Adams Papers

John Adams to Abigail Adams, 15 December 1793

John Adams to Abigail Adams

Philadelphia Decr 15. 1793

My dearest Friend

Having taken a cold which makes it inconvenient to go out this morning I cannot employ myself more agreably than by writing to you. The President and Mrs Washington enquire after you very respectfully every time I see them. Mrs Washington enquires after all of Us and particularly Miss Louisa— She wishes, with an Emphasis and I dare Say very sincerely, that I had brought you along with me.— Mr Dandridge acts at present as The Presidents Secretary and I dont find that he has any other Secretary or Aid de Camp at all.1 Miss Nelly went over into Maryland in the Course of the Summer and there got the Ague and Fever. The poor Girl looks pale and thin, in Consequence of it: but will soon got the better of it.

Brisler has engaged some Rye Flour for you, but when you will receive it, I know not. Cheesman is not yet Arrived. Yesterday was brought me an Account of which I had not the least Suspicion for above an hundred dollars, from Bringhurst. Will it not be adviseable to sell the Cochee? and the Chariot,? and buy a new Chariot? Perhaps Some Coachmaker in Boston would exchange. We Shall have little Use for the Cochee, and have no Room at present to dispose of the Coach. I only mention this for Consideration. Furniture and Carriages have made Mischief enough for Us.— Rocks are much better, at least they do less harm.

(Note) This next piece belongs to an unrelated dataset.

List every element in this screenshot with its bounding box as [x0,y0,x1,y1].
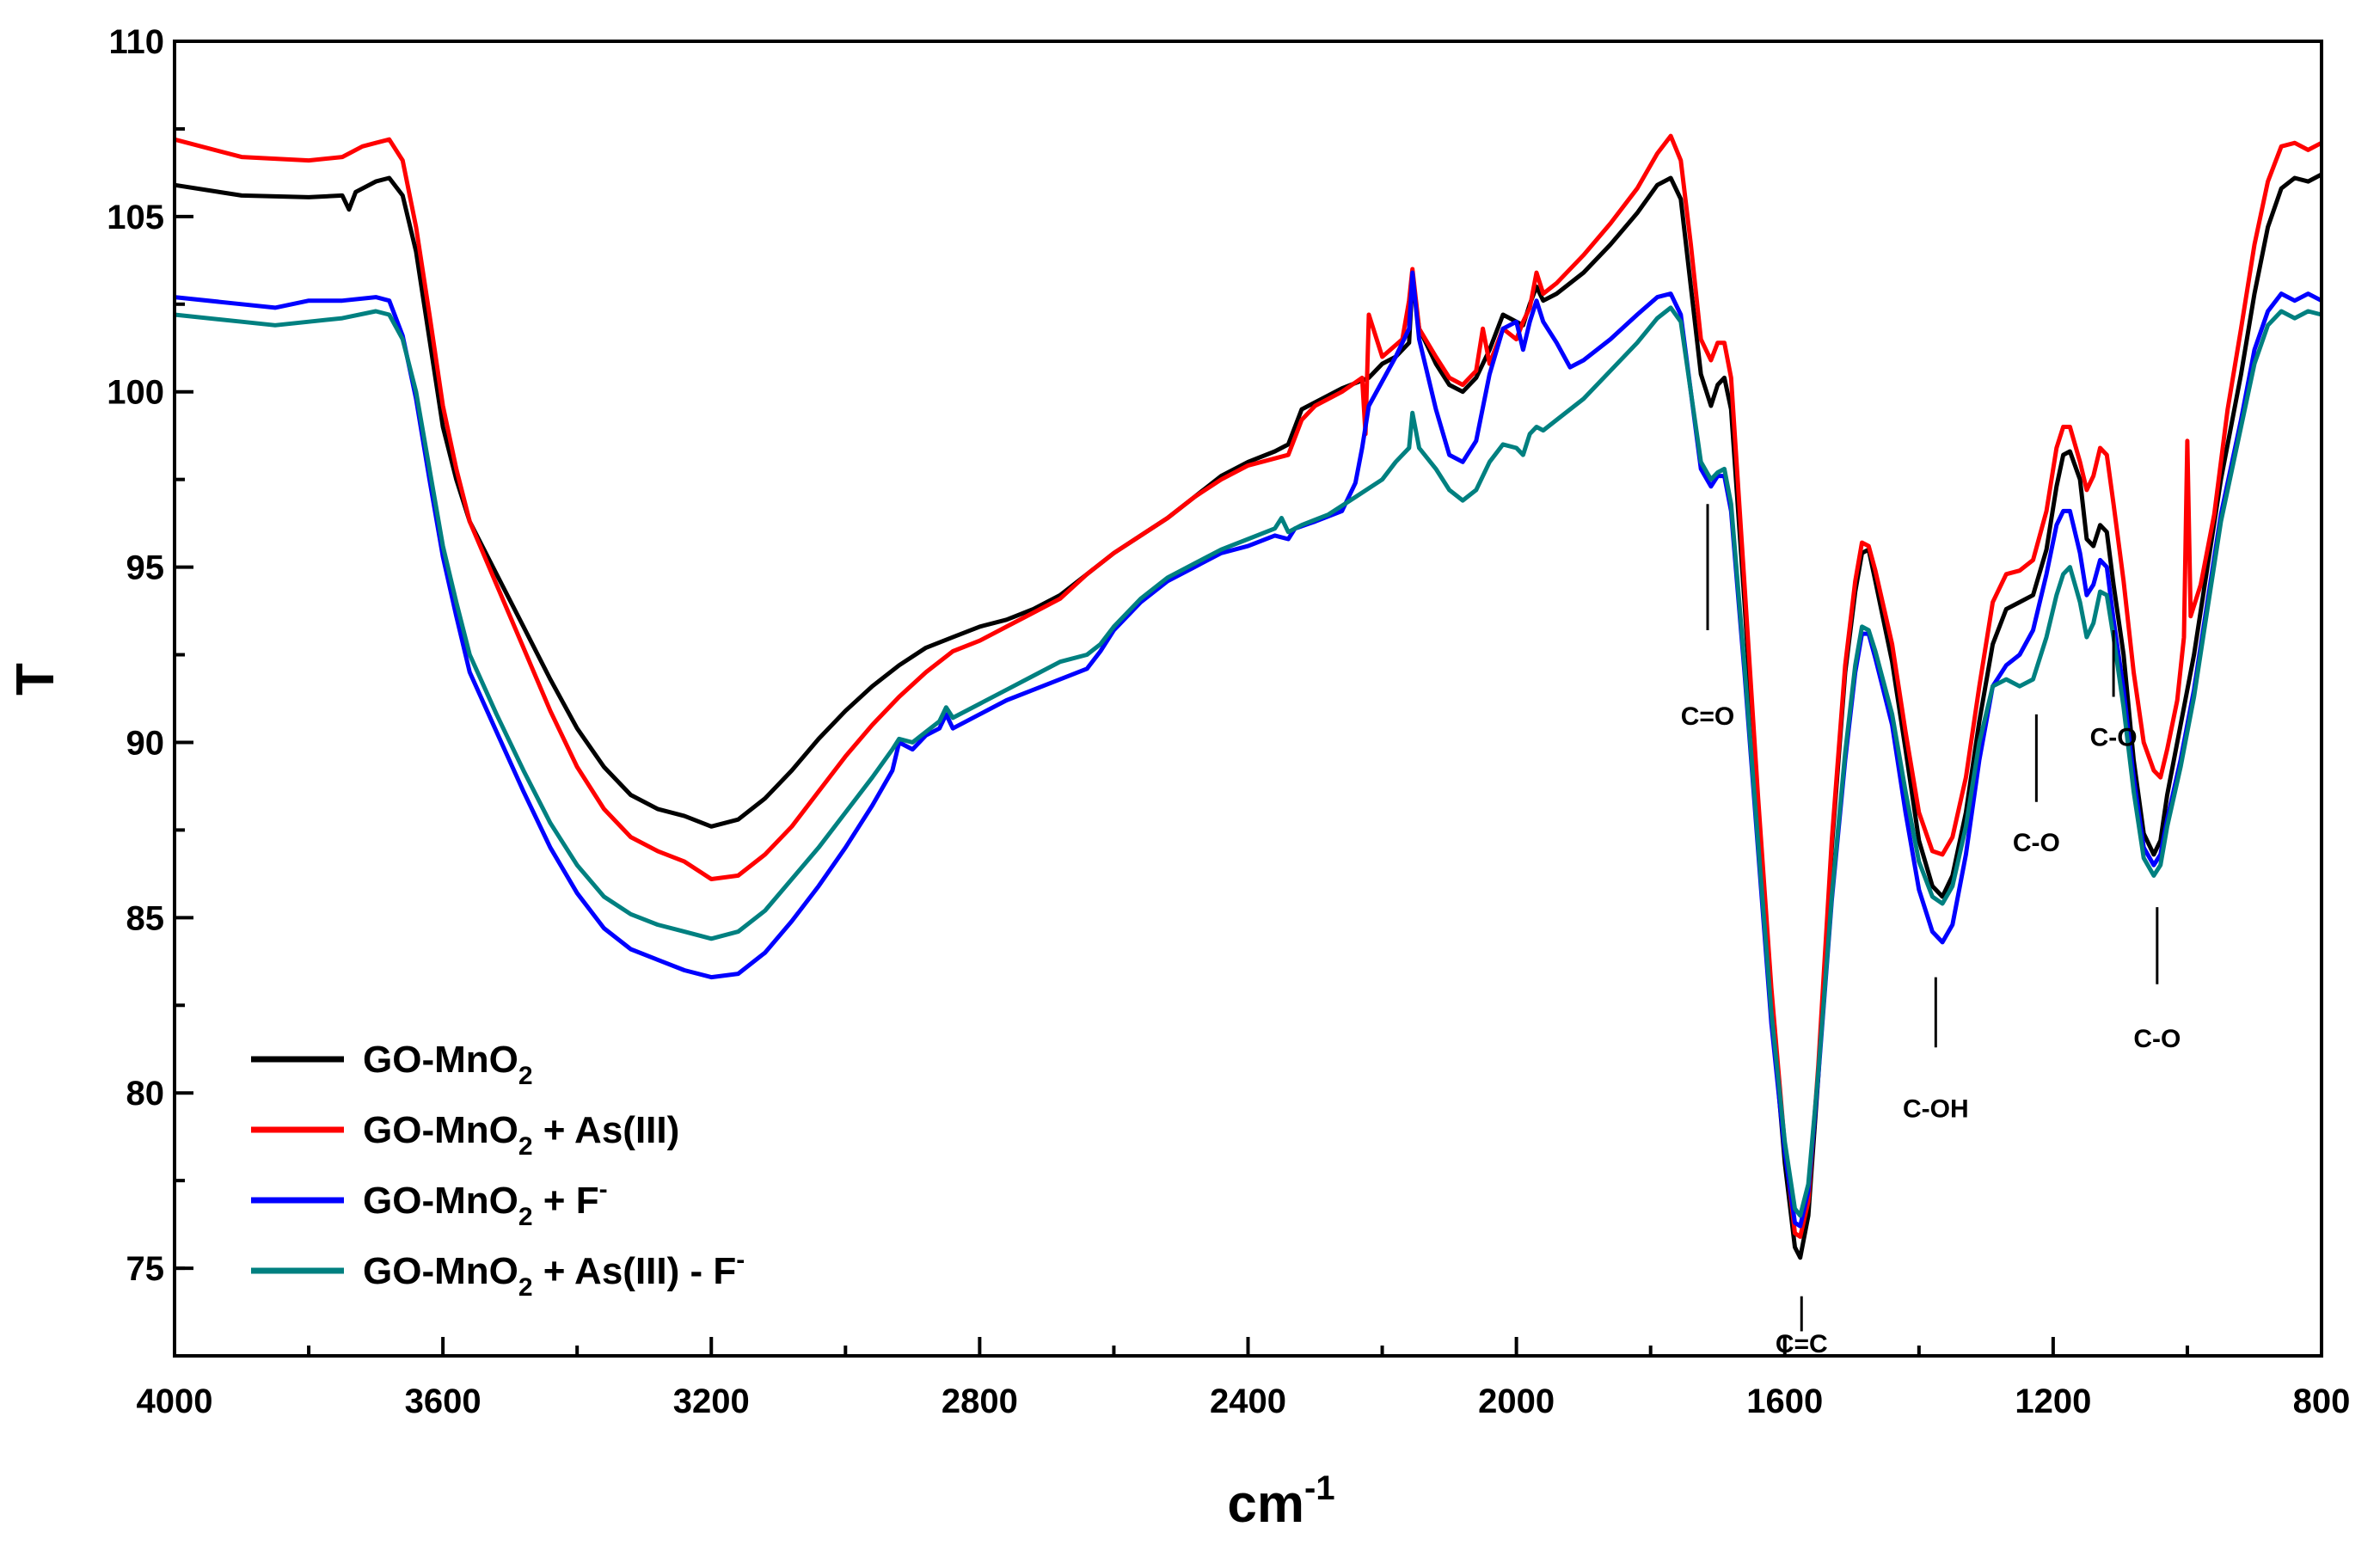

I went to See Mrs Wilson, but she was gone out. The Judge was at home, and is very young notwithstanding his Spectacles and White Hair.— Mrs Hammon looks portly enough for a Lady who has been the Wife of an Ambassador half a Year and more.2

I told you in a former Letter that Thomas was examined approved and sworn.

For Want of a virtuous Magistracy or a virtuous Attorney General Pro Tempere, to prosecute convict and punish disorderly Houses at New York, the Sovereign Mobility took the Guardianship of the public morals into their own Hands and pulled down Seven or Eight houses, turning with exemplary Inhumanity many Ladies into the cold Air and open Street. The public was irritated by two or three Charges of Rapes, and the Lawyers treated the Subject with too much Levity, treated virtuous creditable Women with too much indifference and Mother Cary the old Beldam with to much respect. This is what I hear. I am sorry that Mobs should have a plausible Excuse for Setting up for reformers. But I never could feel an intollerable Indignation against the Riots called Skimmington Ridings3 when they really were excited by gross offences against Morals.

Yours as ever

J. A.

RC (Adams Papers); endorsed: “Decbr 15 1793.”

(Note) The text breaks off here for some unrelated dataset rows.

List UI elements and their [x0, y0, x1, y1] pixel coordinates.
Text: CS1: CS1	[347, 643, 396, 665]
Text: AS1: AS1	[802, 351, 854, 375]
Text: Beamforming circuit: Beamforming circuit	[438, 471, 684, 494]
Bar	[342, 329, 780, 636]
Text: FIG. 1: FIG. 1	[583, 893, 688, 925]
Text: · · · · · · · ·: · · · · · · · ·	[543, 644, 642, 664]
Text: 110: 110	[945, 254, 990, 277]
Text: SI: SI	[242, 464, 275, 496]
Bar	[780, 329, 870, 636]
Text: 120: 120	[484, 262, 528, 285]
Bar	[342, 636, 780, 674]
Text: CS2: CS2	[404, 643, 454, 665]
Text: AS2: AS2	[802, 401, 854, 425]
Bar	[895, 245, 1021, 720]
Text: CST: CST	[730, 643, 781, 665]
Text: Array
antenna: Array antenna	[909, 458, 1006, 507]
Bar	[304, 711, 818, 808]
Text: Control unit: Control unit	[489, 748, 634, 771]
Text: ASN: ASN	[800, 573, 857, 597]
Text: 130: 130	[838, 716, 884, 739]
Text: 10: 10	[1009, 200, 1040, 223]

1Bartholomew Dandridge Jr. (ca. 1772–1802), Martha Washington’s nephew, had replaced Tobias Lear as George Washington’s secretary earlier in 1793 (Washington, Papers, Presidential Series description begins The Papers of George Washington: Presidential Series, ed. Dorothy Twohig, Mark A. Mastromarino, Jack D. Warren, Robert F. Haggard, Christine S. Patrick, John C. Pinheiro, and others, Charlottesville, 1987–. description ends , 8:234–235).

2Margaret Allen, daughter of Andrew Allen of Philadelphia, had married British minister plenipotentiary George Hammond on 20 May (DNB description begins Leslie Stephen and Sidney Lee, eds., The Dictionary of National Biography, New York and London, 1885–1901; repr. Oxford, 1959–1960; 21 vols. plus supplements. description ends ; Philadelphia Federal Gazette, 21 May).

3“A ludicrous procession . . . usually intended to bring ridicule or odium upon a woman or her husband in cases where the one was unfaithful to, or ill-treated, the other” (OED description begins The Oxford English Dictionary, 2d edn., Oxford, 1989; 20 vols. description ends ).